Create a custom service role for model customization or model import by following the principle of least privilege. For the model customization service role, create a trust relationship that allows Amazon Bedrock to assume this role and carry out the model customization job. Attach a policy to allow the role to access your training and validation data and the bucket you want to write your output data to. For the model import service role, create a trust relationship that allows Amazon Bedrock to assume this role and carry out the model import job. Attach a policy to allow the role to access the custom model files in your S3 bucket. If your model customization job is running in a VPC, attach VPC permissions to a model customization role

Network security

To control access to your data, use a virtual private cloud (VPC) with Amazon VPC. When you create your VPC, we recommend that you use the default DNS settings for your endpoint route table, so that standard Amazon S3 URLs resolve. 

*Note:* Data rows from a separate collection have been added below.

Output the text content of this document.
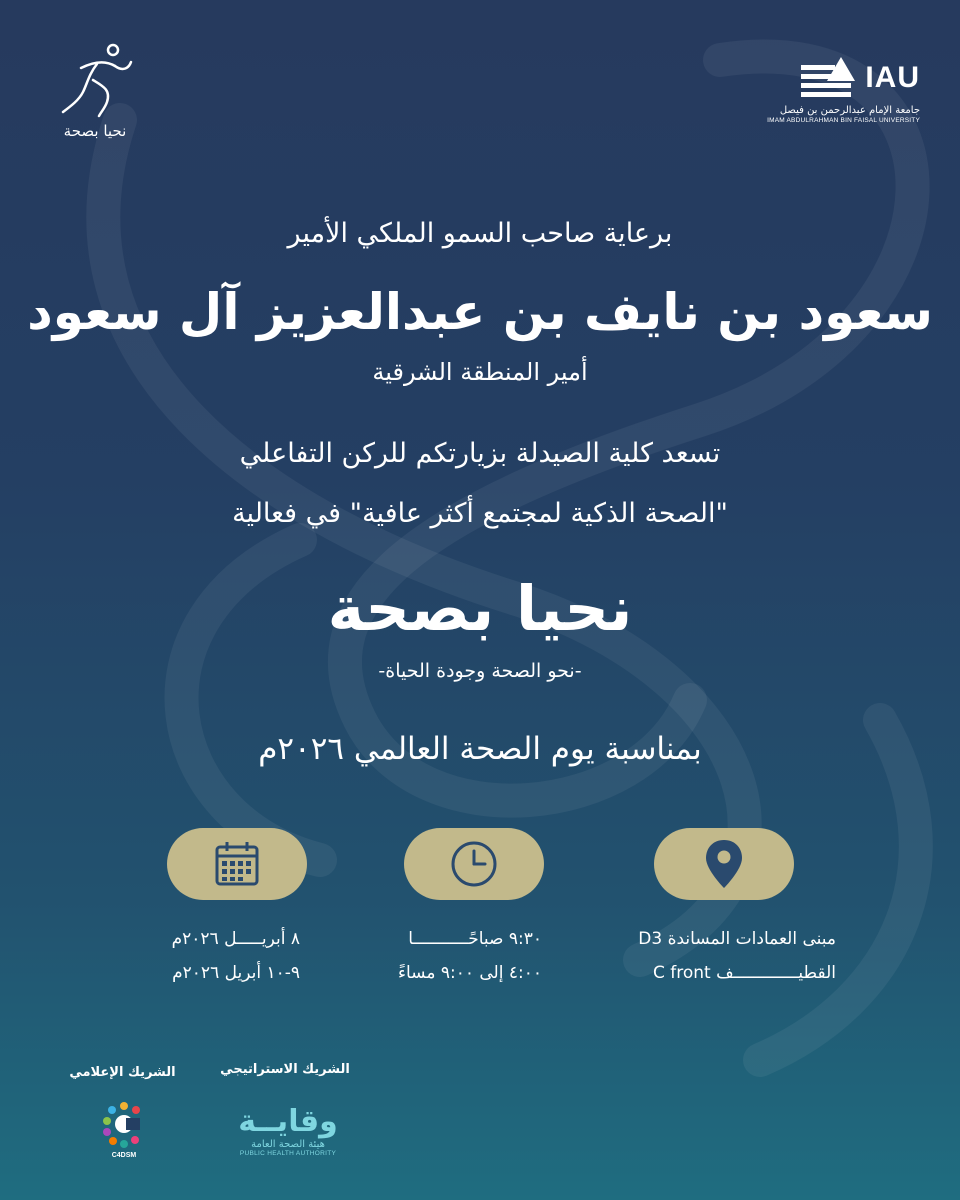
نحيا بصحة
IAU
جامعة الإمام عبدالرحمن بن فيصل
IMAM ABDULRAHMAN BIN FAISAL UNIVERSITY
برعاية صاحب السمو الملكي الأمير
سعود بن نايف بن عبدالعزيز آل سعود
أمير المنطقة الشرقية
تسعد كلية الصيدلة بزيارتكم للركن التفاعلي
"الصحة الذكية لمجتمع أكثر عافية" في فعالية
نحيا بصحة
-نحو الصحة وجودة الحياة-
بمناسبة يوم الصحة العالمي ٢٠٢٦م
٨ أبريـــــل ٢٠٢٦م
٩-١٠ أبريل ٢٠٢٦م
٩:٣٠ صباحًـــــــــــا
٤:٠٠ إلى ٩:٠٠ مساءً
مبنى العمادات المساندة D3
القطيـــــــــــــف C front
الشريك الاستراتيجي
الشريك الإعلامي
وقايــة
هيئة الصحة العامة
PUBLIC HEALTH AUTHORITY
C4DSM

If you configure your VPC with no internet access, you need to create an Amazon S3 VPC endpoint to allow your model customization jobs to access the S3 buckets that store your training and validation data and that will store the model artifacts.

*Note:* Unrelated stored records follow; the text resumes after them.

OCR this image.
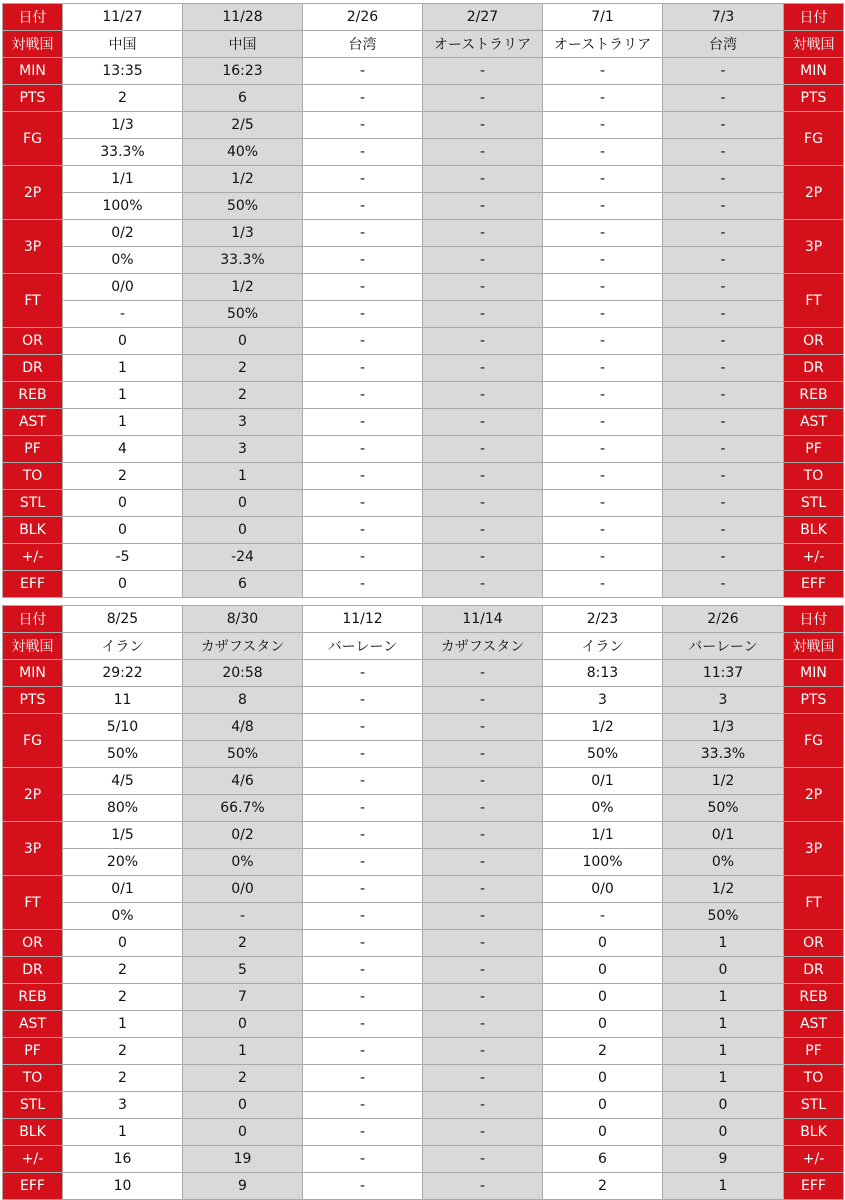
日付	11/27	11/28	2/26	2/27	7/1	7/3	日付
対戦国	中国	中国	台湾	オーストラリア	オーストラリア	台湾	対戦国
MIN	13:35	16:23	-	-	-	-	MIN
PTS	2	6	-	-	-	-	PTS
FG	1/3	2/5	-	-	-	-	FG
	33.3%	40%	-	-	-	-	
2P	1/1	1/2	-	-	-	-	2P
	100%	50%	-	-	-	-	
3P	0/2	1/3	-	-	-	-	3P
	0%	33.3%	-	-	-	-	
FT	0/0	1/2	-	-	-	-	FT
	-	50%	-	-	-	-	
OR	0	0	-	-	-	-	OR
DR	1	2	-	-	-	-	DR
REB	1	2	-	-	-	-	REB
AST	1	3	-	-	-	-	AST
PF	4	3	-	-	-	-	PF
TO	2	1	-	-	-	-	TO
STL	0	0	-	-	-	-	STL
BLK	0	0	-	-	-	-	BLK
+/-	-5	-24	-	-	-	-	+/-
EFF	0	6	-	-	-	-	EFF
日付	8/25	8/30	11/12	11/14	2/23	2/26	日付
対戦国	イラン	カザフスタン	バーレーン	カザフスタン	イラン	バーレーン	対戦国
MIN	29:22	20:58	-	-	8:13	11:37	MIN
PTS	11	8	-	-	3	3	PTS
FG	5/10	4/8	-	-	1/2	1/3	FG
	50%	50%	-	-	50%	33.3%	
2P	4/5	4/6	-	-	0/1	1/2	2P
	80%	66.7%	-	-	0%	50%	
3P	1/5	0/2	-	-	1/1	0/1	3P
	20%	0%	-	-	100%	0%	
FT	0/1	0/0	-	-	0/0	1/2	FT
	0%	-	-	-	-	50%	
OR	0	2	-	-	0	1	OR
DR	2	5	-	-	0	0	DR
REB	2	7	-	-	0	1	REB
AST	1	0	-	-	0	1	AST
PF	2	1	-	-	2	1	PF
TO	2	2	-	-	0	1	TO
STL	3	0	-	-	0	0	STL
BLK	1	0	-	-	0	0	BLK
+/-	16	19	-	-	6	9	+/-
EFF	10	9	-	-	2	1	EFF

After you finish setting up your VPC and endpoint, you need to attach permissions to your model customization IAM role. After you configure the VPC and the required roles and permissions, you can create a model customization job that uses this VPC. By creating a VPC with no internet access with an associated S3 VPC endpoint for the training data, you can run your model customization job with private connectivity (without any internet exposure). 

Recommended AWS services

Amazon S3

When you run a model customization job, the job accesses your S3 bucket to download the input data and to upload job metrics. You can choose fine-tuning or continued pre-training as the model type when you submit your model customization job on the Amazon Bedrock console or API. After a model customization job completes, you can analyze the results of the training process by viewing the files in the output S3 bucket that you specified when you submitted the job, or view details about the model. Encrypt both buckets with a customer managed key. For additional network security hardening, you can create a gateway endpoint for the S3 buckets that the VPC environment is configured to access. Access should be logged and monitored. Use versioning for backups. You can use resource-based policies to more tightly control access to your Amazon S3 files. 

Amazon Macie 

Macie can help identify sensitive data in your Amazon S3 training and validation datasets. For security best practices, see the previous Macie section in this guidance.

Amazon EventBridge

You can use Amazon EventBridge to configure Amazon SageMaker to respond automatically to a model customization job status change in Amazon Bedrock. Events from Amazon Bedrock are delivered to Amazon EventBridge in near real time. You can write simple rules to automate actions when an event matches a rule.

AWS KMS 

We recommend that you use a customer managed key to encrypt the model customization job, the output files (training and validation metrics) from the model customization job, the resulting custom model, and the S3 buckets that host the training, validation, and output data. For more information, see Encryption of model customization jobs and artifacts in the Amazon Bedrock documentation.

A key policy is a resource policy for an AWS KMS key. Key policies are the primary way to control access to KMS keys. You can also use IAM policies and grants to control access to KMS keys, but every KMS key must have a key policy. Use a key policy to provide permissions to a role to access the custom model that was encrypted with the customer managed key. This allows specified roles to use a custom model for inference.

Use Amazon CloudWatch, Amazon CloudTrail, Amazon OpenSearch Serverless, Amazon S3, and Amazon Comprehend as explained in previous capability sections.